Par ces motifs, le juge unique prononce :
I. Le recours est admis.
II. La décision sur opposition de la Caisse nationale suisse d'assurance en cas d'accidents du 14 octobre 2016 est annulée.
III. La Caisse nationale suisse d'assurance en cas d'accidents établira un nouveau décompte d'indemnités journalières en tenant compte des considérants du présent arrêt.
IV. Il n'est pas perçu de frais de justice.
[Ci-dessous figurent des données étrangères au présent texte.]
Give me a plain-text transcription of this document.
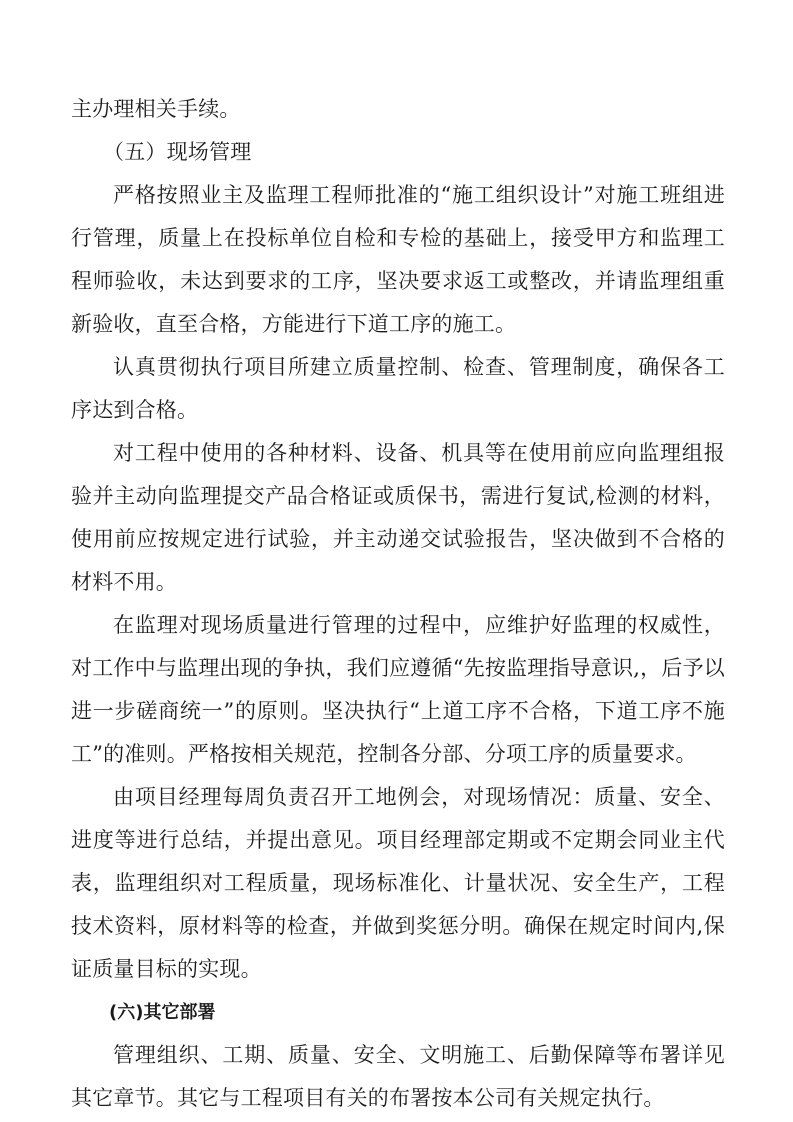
主办理相关手续。

（五）现场管理

严格按照业主及监理工程师批准的“施工组织设计”对施工班组进行管理，质量上在投标单位自检和专检的基础上，接受甲方和监理工程师验收，未达到要求的工序，坚决要求返工或整改，并请监理组重新验收，直至合格，方能进行下道工序的施工。

认真贯彻执行项目所建立质量控制、检查、管理制度，确保各工序达到合格。

对工程中使用的各种材料、设备、机具等在使用前应向监理组报验并主动向监理提交产品合格证或质保书，需进行复试,检测的材料，使用前应按规定进行试验，并主动递交试验报告，坚决做到不合格的材料不用。

在监理对现场质量进行管理的过程中，应维护好监理的权威性，对工作中与监理出现的争执，我们应遵循“先按监理指导意识,，后予以进一步磋商统一”的原则。坚决执行“上道工序不合格，下道工序不施工”的准则。严格按相关规范，控制各分部、分项工序的质量要求。

由项目经理每周负责召开工地例会，对现场情况：质量、安全、进度等进行总结，并提出意见。项目经理部定期或不定期会同业主代表，监理组织对工程质量，现场标准化、计量状况、安全生产，工程技术资料，原材料等的检查，并做到奖惩分明。确保在规定时间内,保证质量目标的实现。

(六)其它部署

管理组织、工期、质量、安全、文明施工、后勤保障等布署详见其它章节。其它与工程项目有关的布署按本公司有关规定执行。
V. La Caisse nationale suisse d'assurance en cas d'accidents versera à A.________ le montant de 2'500 fr. (deux mille cinq cents francs) à titre de dépens.
Le juge unique : Le greffier :
Du
L'arrêt qui précède est notifié à :
Office Fédéral de la Santé Publique (OFSP),
par l'envoi de photocopies.
Le présent arrêt peut faire l'objet d'un recours en matière de droit public devant le Tribunal fédéral au sens des art. 82 ss LTF (loi du 17 juin 2005 sur le Tribunal fédéral ; RS 173.110), cas échéant d'un recours constitutionnel subsidiaire au sens des art. 113 ss LTF. Ces recours doivent être déposés devant le Tribunal fédéral (Schweizerhofquai 6, 6004 Lucerne) dans les trente jours qui suivent la présente notification (art. 100 al. 1 LTF).